I agree with you that the 11" MBA is a machine that is limited in what it can do compared to other Macs that exist. but I would argue that "the masses" do far less than the average person posting here, and it would be a fine computer for them. I'm one of "the masses" and I don't even know what Final Cut Pro 7, Logic Pro 9 and Motion 4 are. Well, yes I do, but I'm trying to make a larger point -- these are not programs that I need to even come NEAR in my computing life, nor do my parents, nor do my work colleagues. We need word processors, we need web browsers, we need someplace to store pictures and music, we need to send emails, and we occasionally need a program to edit photos to make them smaller so that we can post them on Facebook.

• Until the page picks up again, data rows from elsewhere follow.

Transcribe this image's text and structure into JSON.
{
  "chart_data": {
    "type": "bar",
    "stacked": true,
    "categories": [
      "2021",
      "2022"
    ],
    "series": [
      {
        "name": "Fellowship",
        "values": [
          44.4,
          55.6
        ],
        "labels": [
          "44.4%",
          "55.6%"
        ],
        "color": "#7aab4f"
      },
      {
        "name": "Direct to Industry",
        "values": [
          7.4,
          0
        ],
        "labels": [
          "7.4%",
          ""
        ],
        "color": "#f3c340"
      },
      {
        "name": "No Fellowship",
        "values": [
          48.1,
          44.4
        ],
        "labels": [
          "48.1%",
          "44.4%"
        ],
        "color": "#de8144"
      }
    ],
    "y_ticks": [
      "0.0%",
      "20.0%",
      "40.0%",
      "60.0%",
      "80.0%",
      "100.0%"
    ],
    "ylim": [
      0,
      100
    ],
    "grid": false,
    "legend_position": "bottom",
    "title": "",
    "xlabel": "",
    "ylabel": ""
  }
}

For me and for people like me, the MBA is perfectly fine as a main computer -- maybe the lack of storage is a issue, but then again, I have a 30GB iPod that is only half full. I have a 13 inch MBA that has 45 out of 128GB unused. Not everyone carries around every song they own or picture they've ever taken.
I've been reading Macrumors for a long time now and I love the site, but sometimes I think that the people here get wrapped in a bubble. They think that any computer that can't run Giggity Pro X, that doesn't have the fastest and the best processor, is "limited" and therefore undesirable.
People post here every day wringing their hands about whether they should buy X, or Y? when they will never need the amount of power that they seem to crave. How can I say this so definitively? Because if you KNOW FOR SURE that you need 8 gigs of RAM or faster processors or a great deal of storage space in your normal workflow, you wouldn't have to ask "should I buy X or Y?" *You'd already know.*
Thinking that "the masses" care whether their computer can run Final Cut Pro and a bunch of processor-intensive programs at the same time, is bubble thinking. I assure you, the masses out here don't care. We are not the exception. The posters here are the exceptions.